Who wouldn’t be upset and angry if someone stole your property, or killed your child, for example?

But highlighting the heinous crimes and vile treatment of those who have more melanin in their DNA, could be seen to say those people are somehow separate among the peoples of the world, particularly those with less melanin?

But doesn’t that only reinforce the very divide that we all want to see ended?

We have to end the notion that different shades of skin colour somehow put people into different categories, because they don’t.

Racism is unacceptable; utterly unacceptable. But no matter how many laws, education programmes, or protests are held, racism can not be completely eradicated.

Guilt and shame runs deep

Any thinking person feels guilt and shame when a police officer kills an African American.

Every thinking person wants to stand shoulder to shoulder and grieve with those left behind to deal with the grief, the anger and the hopelessness.

If the smartest minds in the world were to sit down and try to reason through this, they must be prepared to consider every possible cause or possible solution, and ask why Hitler, for example, was so racist to Jews.

Hitler wasn’t the first.

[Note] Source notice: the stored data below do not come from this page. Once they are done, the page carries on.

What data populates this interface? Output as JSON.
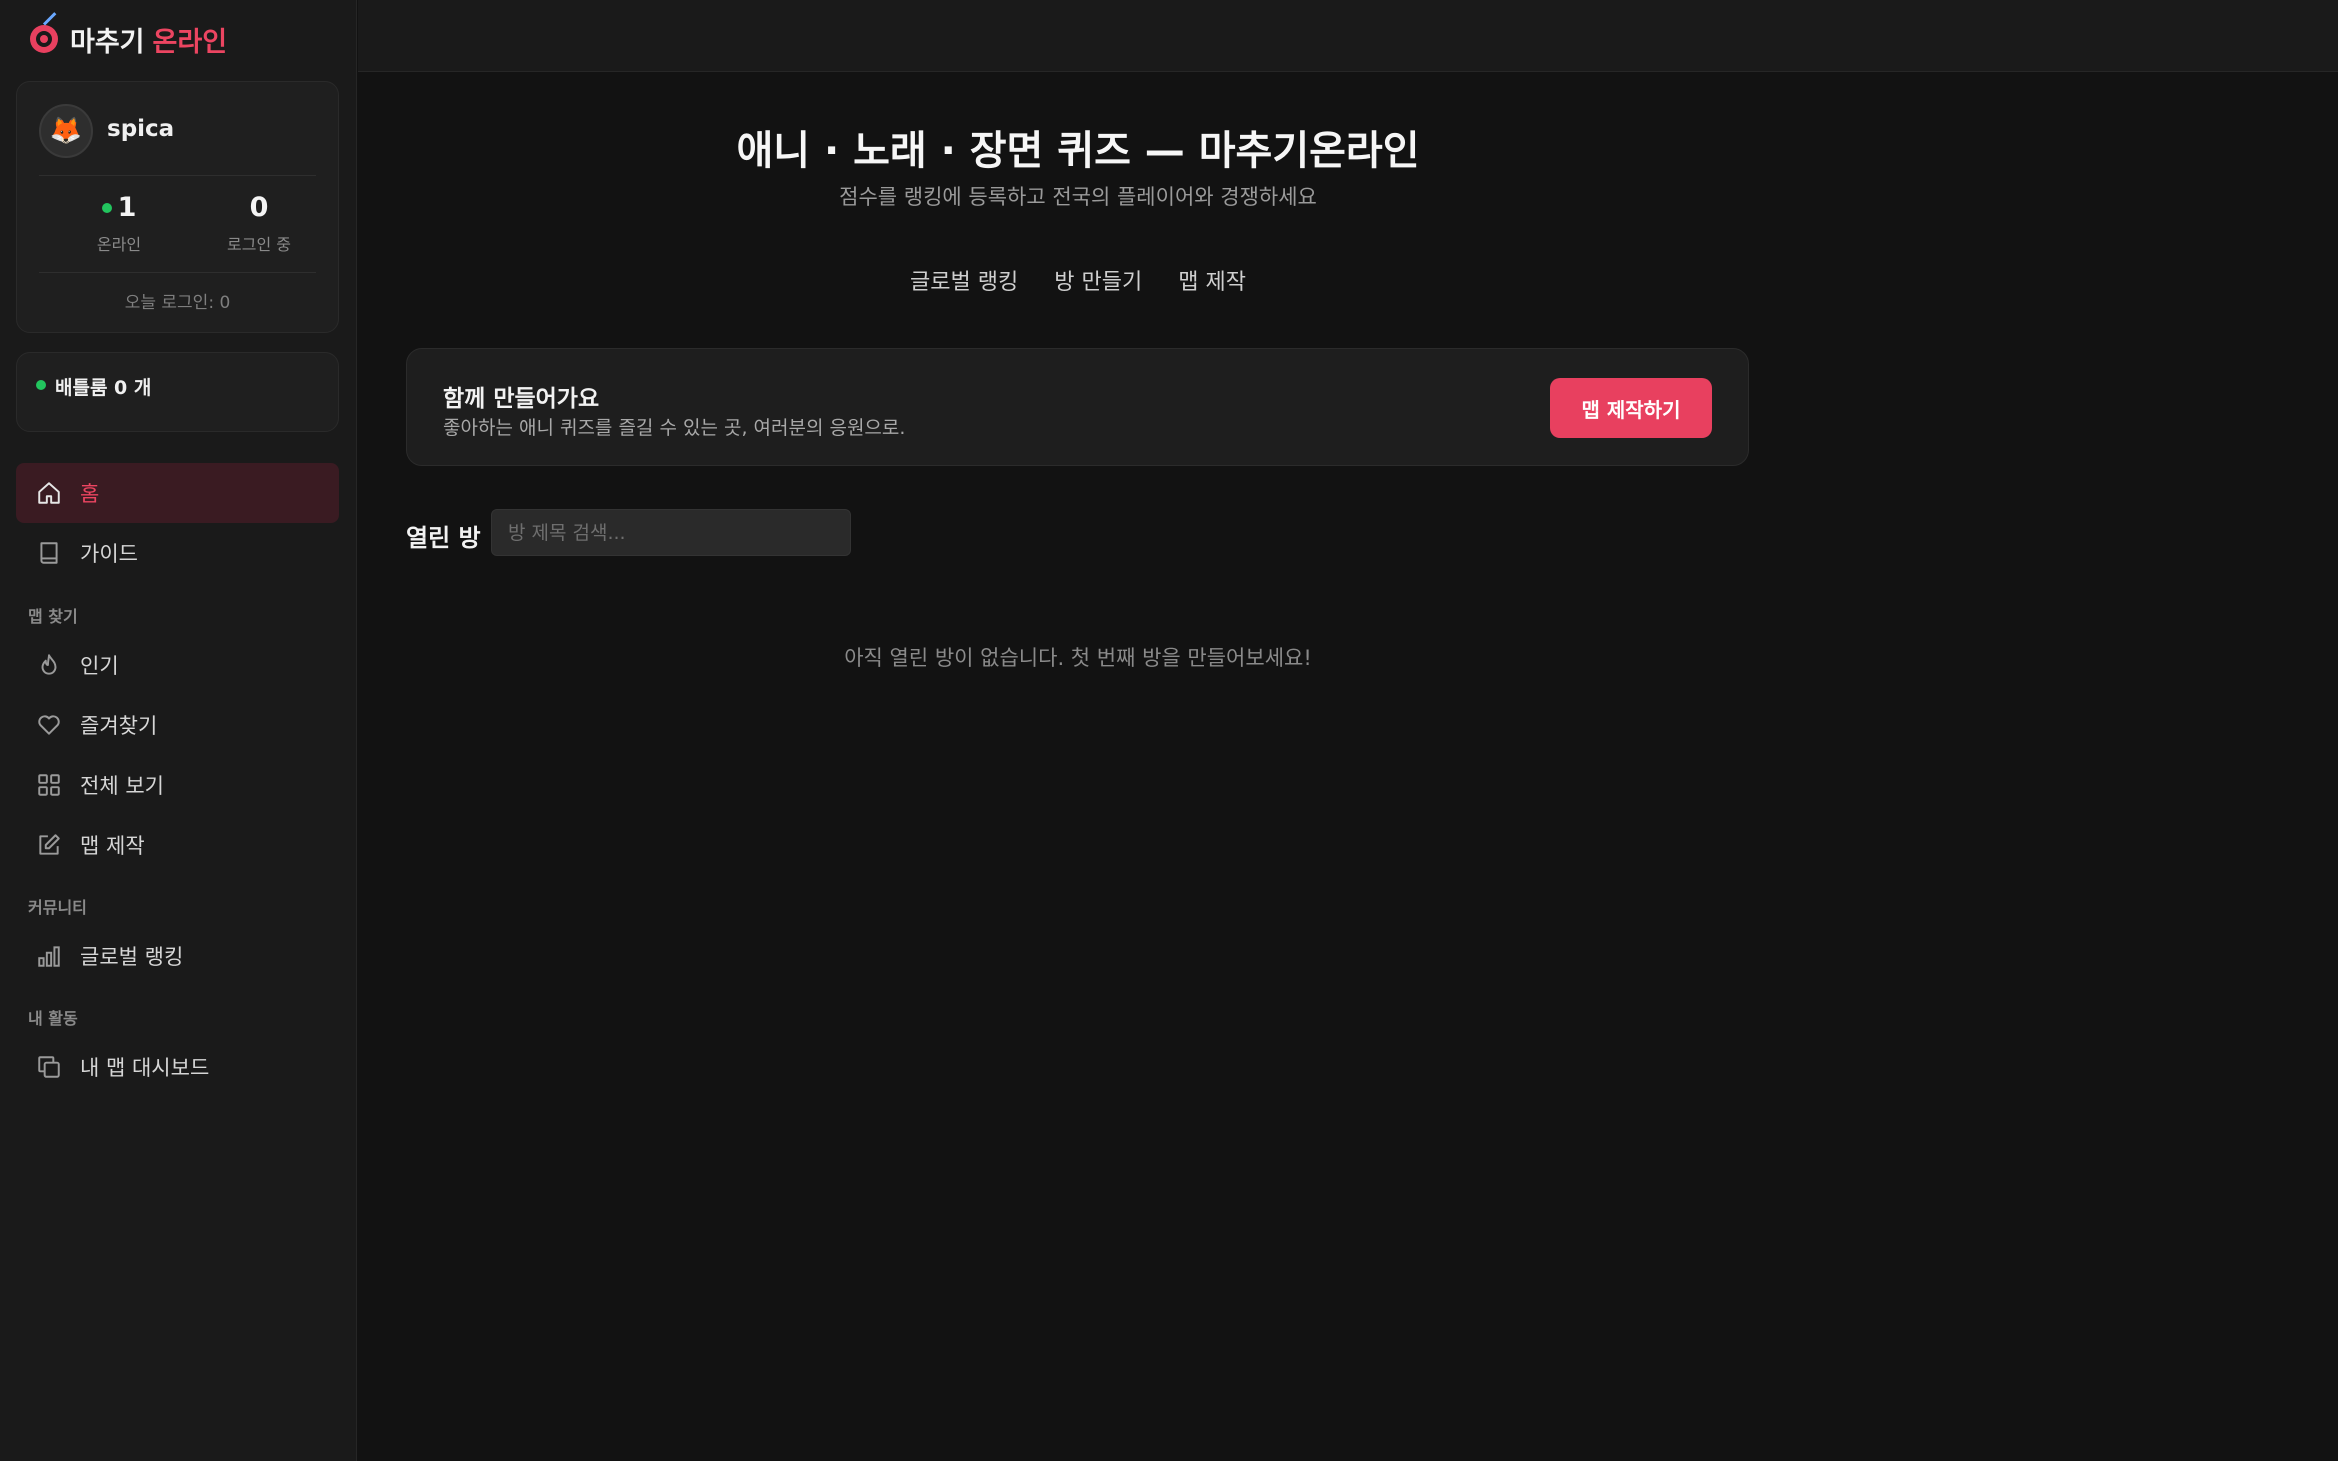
{
  "brand": {
    "part1": "마추기",
    "part2": "온라인"
  },
  "profile": {
    "avatar_emoji": "🦊",
    "username": "spica",
    "online_count": "1",
    "online_label": "온라인",
    "logged_in_count": "0",
    "logged_in_label": "로그인 중",
    "today_login": "오늘 로그인: 0"
  },
  "battle_rooms": {
    "label": "배틀룸 0 개"
  },
  "nav": {
    "home": "홈",
    "guide": "가이드",
    "section_find": "맵 찾기",
    "popular": "인기",
    "favorites": "즐겨찾기",
    "view_all": "전체 보기",
    "map_create": "맵 제작",
    "section_community": "커뮤니티",
    "global_ranking": "글로벌 랭킹",
    "section_my": "내 활동",
    "my_dashboard": "내 맵 대시보드"
  },
  "hero": {
    "title": "애니 · 노래 · 장면 퀴즈 — 마추기온라인",
    "subtitle": "점수를 랭킹에 등록하고 전국의 플레이어와 경쟁하세요"
  },
  "tabs": [
    "글로벌 랭킹",
    "방 만들기",
    "맵 제작"
  ],
  "promo": {
    "title": "함께 만들어가요",
    "desc": "좋아하는 애니 퀴즈를 즐길 수 있는 곳, 여러분의 응원으로.",
    "button": "맵 제작하기"
  },
  "rooms": {
    "label": "열린 방",
    "search_placeholder": "방 제목 검색...",
    "empty": "아직 열린 방이 없습니다. 첫 번째 방을 만들어보세요!"
  },
  "colors": {
    "accent": "#e8405f",
    "online": "#22c55e",
    "background": "#121212",
    "sidebar": "#1a1a1a"
  }
}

Why did Joseph Stalin’s regime kill so many thousands? And what about Vladimir Lenin’s murderous ways? Why did Mao Zedong and his henchmen kill so many millions?

Could they not be seen as the very embodiment of systemic racism?

But the very idea that one group of people is superior to another is actually subtly taught in school. That’s not to suggest that children are taught to hate based on perceived differences.

However, they are taught that humans are just another animal and share a common ancestor with an ape, an elephant, an anteater, etc.

Why would anyone feel superior?

Supposed evolution of humans

Supposed evolution of humans as presented in at least one textbook. What has been taught about origins has varied over time, but the basic premise remains; that every creature, man or mouse, has a common ancestor.

On that basis, why wouldn’t one group of people try to establish itself superior to another?

Isn’t that what Hitler, Stalin, Lenin and Mao did?

Wasn’t that why a dark-skinned man was put on display in Bronx Zoo in 1906?

You didn’t know about that? It has long been reported and, finally, the zoo has apologised.

Ota Benga was seen by some scientists to be less human, so unless and until the question of human origins is squarely and fairly addressed, working out how to better deal with racism can’t even begin.

There are many voices rightly united against racism, but those gaining prominence have no real answers yet.

It’s way past the time to have serious conversations. And if it doesn’t start with origins, how can we expect to advance one step?

The teachings that stem from the type of scientific understanding of origins that Charles Darwin promoted are at the core of these issues and should be revisited and revised.

Those teachings arguably led to Ota Benga being seen as less than human. Many horrendous actions have been taken in the name of, and justified by, attitudes stemming from Darwinist thinking.

If the world is looking for a possible root cause, look no further…..

I’m open to any discussion, of course.